Quindi, per continuare a esistere, la prima delle due anime (quella piddina) continuerà a girare nel vuoto sidereo di sempre più diritti per tutti, mentre l’altra dell’inganno del Grillo Parlante continuerà a rivendicare più reddito universale, salario di cittadinanza e assistenzialismo per tutti. Senza che gli uni e gli altri stiano lì a pensare chi alla fine pagherà i loro conti. Intanto, è scontato che nessuno risponderà all’appello di Massimo Cacciaripresidenzialismo nessun tabù ma deve cambiare il Parlamento” (vedi La Stampa del 19 giugno) in cui si richiamano tutti i protagonisti dell’attuale scena politica a fare un bagno di umiltà e di realtà, denunciandone l’ignoranza generale, per cui la Politica e i suoi attuali Partiti non tengono in nessun conto la questione fondamentale della “Balance-of-Power” (o bilanciamento dei poteri). Non si riforma infatti la Forma-Esecutivo (sia essa rappresentata da un presidente o un premier eletti direttamente) “senza” aver contestualmente provveduto a riscrivere i poteri del nuovo Parlamento in un regime presidenziale e, soprattutto, a ridisegnare le funzioni dello Stato. Queste ultime oggi follemente frammentate ed equiparate tra di loro dalla scriteriata riforma del Titolo V della Costituzione, che “orizzontalizza” (mettendoli praticamente sullo stesso piano) i poteri di Regioni, Stato ed Enti locali. La pandemia non ha insegnato proprio nulla a nessuno, a quanto pare, se si parla di “autonomia differenziata e rafforzata” che dilata a dismisura l’irresponsabilità di spesa, soprattutto in materia sanitaria, e di appesantimento monstre degli attuali apparati amministrativi regionali.

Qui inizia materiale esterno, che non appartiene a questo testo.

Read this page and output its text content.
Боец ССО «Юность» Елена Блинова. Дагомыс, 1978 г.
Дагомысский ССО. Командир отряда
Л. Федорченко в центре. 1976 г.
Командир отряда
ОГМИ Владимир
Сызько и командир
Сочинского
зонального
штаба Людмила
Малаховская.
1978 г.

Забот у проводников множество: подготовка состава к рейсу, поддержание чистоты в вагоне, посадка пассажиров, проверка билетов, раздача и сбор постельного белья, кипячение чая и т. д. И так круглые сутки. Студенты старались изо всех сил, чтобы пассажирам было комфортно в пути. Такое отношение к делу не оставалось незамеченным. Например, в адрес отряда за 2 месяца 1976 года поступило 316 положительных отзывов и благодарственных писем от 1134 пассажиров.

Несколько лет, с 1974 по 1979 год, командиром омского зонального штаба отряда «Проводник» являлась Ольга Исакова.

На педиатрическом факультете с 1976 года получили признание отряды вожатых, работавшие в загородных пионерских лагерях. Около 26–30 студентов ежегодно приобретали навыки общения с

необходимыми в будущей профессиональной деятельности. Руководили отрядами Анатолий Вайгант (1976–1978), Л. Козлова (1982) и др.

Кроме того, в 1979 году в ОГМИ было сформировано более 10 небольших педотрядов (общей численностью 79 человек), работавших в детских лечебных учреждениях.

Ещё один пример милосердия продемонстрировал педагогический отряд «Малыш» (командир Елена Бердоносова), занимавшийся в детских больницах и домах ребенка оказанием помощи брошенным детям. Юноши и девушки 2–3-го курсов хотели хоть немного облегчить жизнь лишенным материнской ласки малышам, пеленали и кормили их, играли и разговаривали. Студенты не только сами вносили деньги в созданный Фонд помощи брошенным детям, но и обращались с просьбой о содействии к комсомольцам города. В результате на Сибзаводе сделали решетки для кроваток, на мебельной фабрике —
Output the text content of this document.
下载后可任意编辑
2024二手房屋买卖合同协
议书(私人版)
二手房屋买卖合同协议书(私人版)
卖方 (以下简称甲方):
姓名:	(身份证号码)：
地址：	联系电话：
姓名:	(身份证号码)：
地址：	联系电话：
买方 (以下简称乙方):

Non stanno servendo a tutti costoro da severissimo monito gli inciampi gravissimi e irreparabili in cui sta incorrendo l’immensa mole dei progetti inattuabili del Pnrr, proprio per colpa massima di quelle burocrazie incapaci dello Stato centrale e degli Enti locali e regionali. E nessuno, tantomeno grillini e piddini, si sogna di smantellarle con riforme radicali, per il timore supremo di scatenare il vespaio velenoso e la reazione delle rendite di posizione di milioni di clientes. Duplicando Cacciari: lo sappiamo o no che questa follia dell’impiego pubblico modello Novecento sta per scomparire per sempre (come del resto l’attuale formazione scolastica) una volta che l’inarrestabile sviluppo dell’Intelligenza artificiale li renda totalmente obsoleti? Come si affronta, affabulanti Schlein, Grillo e Conte il problema enorme delle nuove generazioni digitali, avulse da ogni contesto e impegno sociale che non sia quello del Metaverso, per renderli cittadini partecipi della vita pubblica a tutti gli effetti? Come si ferma, oltre a tendere verso l’alto le mani (come farebbero i nostri lontani antenati in presenza di un evento catastrofico), questo vento impetuoso e distruttivo dei social relativamente a coloro che votano in base agli istinti, all’odio generico e non alla ragione?